Now let’s set up the rule to schedule the task to run with the task definition every day at 5 am UTC. This is usually the time I’d like for it to process data for me so if it fails I can look into it after breakfast.
aws events put-rule \
--name "ETLPipelineDailyRun" \
--schedule-expression "cron(0 5 * * ? *)" \
--state ENABLED
You should receive back an object with a field called RuleArn here. This is just to confirm that it worked.
Next step is now to associate the rule with the ECS task definition.
aws events put-targets --rule "ETLPipelineDailyRun" \
--targets "({\"Id\":\"1\",\"Arn\":\"arn:aws:ecs:REGION:ACCOUNT_NUMBER:cluster/etl-pipeline-cluster\",\"RoleArn\":\"arn:aws:iam::ACCOUNT_NUMBER:role/ecsEventsRole\",\"EcsParameters\":{\"TaskDefinitionArn\":\"arn:aws:ecs:REGION:ACCOUNT_NUMBER:task-definition/my-etl-task\",\"TaskCount\":1,\"LaunchType\":\"FARGATE\",\"NetworkConfiguration\":{\"awsvpcConfiguration\":{\"Subnets\":(\"SUBNET_ID\"),\"SecurityGroups\":(\"SECURITY_GROUP_ID\"),\"AssignPublicIp\":\"ENABLED\"}}}})"
Remember to set your own values here for region, account number, subnet and security group.
Use the subnets and security group that we got earlier. You can set multiple subnets.
Once you’ve run the command the task is scheduled for 5 am every day and you’ll find it under Scheduled Tasks in the AWS Console.

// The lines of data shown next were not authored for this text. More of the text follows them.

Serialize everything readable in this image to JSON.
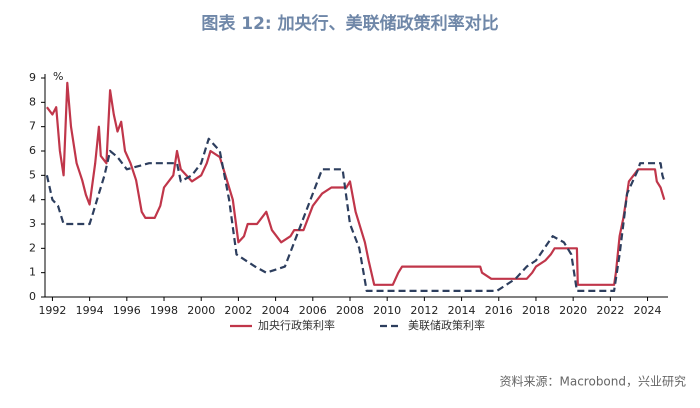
{
  "chart_data": {
    "type": "line",
    "title": "图表 12: 加央行、美联储政策利率对比",
    "y_unit": "%",
    "source": "资料来源：Macrobond，兴业研究",
    "xlim": [
      1991.6,
      2025.1
    ],
    "xticks": [
      1992,
      1994,
      1996,
      1998,
      2000,
      2002,
      2004,
      2006,
      2008,
      2010,
      2012,
      2014,
      2016,
      2018,
      2020,
      2022,
      2024
    ],
    "ylim": [
      0,
      9
    ],
    "yticks": [
      0,
      1,
      2,
      3,
      4,
      5,
      6,
      7,
      8,
      9
    ],
    "series": [
      {
        "name": "加央行政策利率",
        "color": "#c0364a",
        "dash": false,
        "x": [
          1991.7,
          1992.0,
          1992.2,
          1992.4,
          1992.6,
          1992.8,
          1993.0,
          1993.3,
          1993.6,
          1993.8,
          1994.0,
          1994.3,
          1994.5,
          1994.6,
          1994.9,
          1995.1,
          1995.3,
          1995.5,
          1995.7,
          1995.9,
          1996.2,
          1996.5,
          1996.8,
          1997.0,
          1997.5,
          1997.8,
          1998.0,
          1998.5,
          1998.7,
          1998.9,
          1999.2,
          1999.5,
          2000.0,
          2000.3,
          2000.5,
          2001.0,
          2001.3,
          2001.7,
          2002.0,
          2002.3,
          2002.5,
          2003.0,
          2003.5,
          2003.8,
          2004.3,
          2004.8,
          2005.0,
          2005.5,
          2006.0,
          2006.5,
          2007.0,
          2007.8,
          2008.0,
          2008.3,
          2008.8,
          2009.0,
          2009.3,
          2010.3,
          2010.6,
          2010.8,
          2015.0,
          2015.1,
          2015.6,
          2017.5,
          2017.8,
          2018.0,
          2018.5,
          2018.8,
          2019.0,
          2020.2,
          2020.25,
          2022.2,
          2022.3,
          2022.5,
          2022.7,
          2022.9,
          2023.0,
          2023.5,
          2024.4,
          2024.5,
          2024.7,
          2024.9
        ],
        "values": [
          7.8,
          7.5,
          7.8,
          6,
          5,
          8.8,
          7,
          5.5,
          4.8,
          4.2,
          3.8,
          5.5,
          7,
          5.8,
          5.5,
          8.5,
          7.5,
          6.8,
          7.2,
          6,
          5.5,
          4.8,
          3.5,
          3.25,
          3.25,
          3.75,
          4.5,
          5,
          6,
          5.25,
          5,
          4.75,
          5,
          5.5,
          6,
          5.75,
          5,
          4,
          2.25,
          2.5,
          3,
          3,
          3.5,
          2.75,
          2.25,
          2.5,
          2.75,
          2.75,
          3.75,
          4.25,
          4.5,
          4.5,
          4.75,
          3.5,
          2.25,
          1.5,
          0.5,
          0.5,
          1,
          1.25,
          1.25,
          1,
          0.75,
          0.75,
          1,
          1.25,
          1.5,
          1.75,
          2,
          2,
          0.5,
          0.5,
          1,
          2.5,
          3.25,
          4.25,
          4.75,
          5.25,
          5.25,
          4.75,
          4.5,
          4
        ]
      },
      {
        "name": "美联储政策利率",
        "color": "#2d3e5e",
        "dash": true,
        "x": [
          1991.7,
          1992.0,
          1992.3,
          1992.6,
          1994.0,
          1994.2,
          1994.5,
          1994.8,
          1995.1,
          1995.5,
          1996.0,
          1997.2,
          1998.7,
          1998.9,
          1999.5,
          2000.0,
          2000.4,
          2001.0,
          2001.5,
          2001.9,
          2002.9,
          2003.5,
          2004.5,
          2005.0,
          2006.0,
          2006.5,
          2007.6,
          2008.0,
          2008.5,
          2008.9,
          2015.9,
          2016.9,
          2017.5,
          2018.0,
          2018.9,
          2019.5,
          2019.9,
          2020.2,
          2022.2,
          2022.5,
          2022.9,
          2023.5,
          2023.6,
          2024.7,
          2024.8,
          2024.9
        ],
        "values": [
          5,
          4,
          3.75,
          3,
          3,
          3.5,
          4.25,
          5,
          6,
          5.75,
          5.25,
          5.5,
          5.5,
          4.75,
          5,
          5.5,
          6.5,
          6,
          4,
          1.75,
          1.25,
          1,
          1.25,
          2.25,
          4.25,
          5.25,
          5.25,
          3,
          2,
          0.25,
          0.25,
          0.75,
          1.25,
          1.5,
          2.5,
          2.25,
          1.75,
          0.25,
          0.25,
          1.75,
          4.25,
          5.25,
          5.5,
          5.5,
          5,
          4.75
        ]
      }
    ]
  }
}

AWS Secrets Manager (Optional)
So keeping your Google credentials in the root folder isn’t ideal, even if you’ve limited access to your datasets for the Google service account.
Here we can add on the option of moving these credentials to another AWS service and then accessing it from our container.
For this to work you’ll have to move the credentials file to Secrets Manager, tweak the code so it can fetch it to authenticate and make sure that the task role has permissions to access AWS Secrets Manager on your behalf.
When you’re done you can simply push the updated docker image to your ECR repo you set up before.
The End Result
Now you’ve got a very simple ETL pipeline running in a container on AWS on a schedule. The idea is that you add to it to do your own data transformations.
Hopefully this was a useful piece for anyone that is transitioning to setting up their long-running data transformation scripts on ECS in a simple, cost effective and straightforward way.
Let me know if you run into any issues in case there is something I missed to include.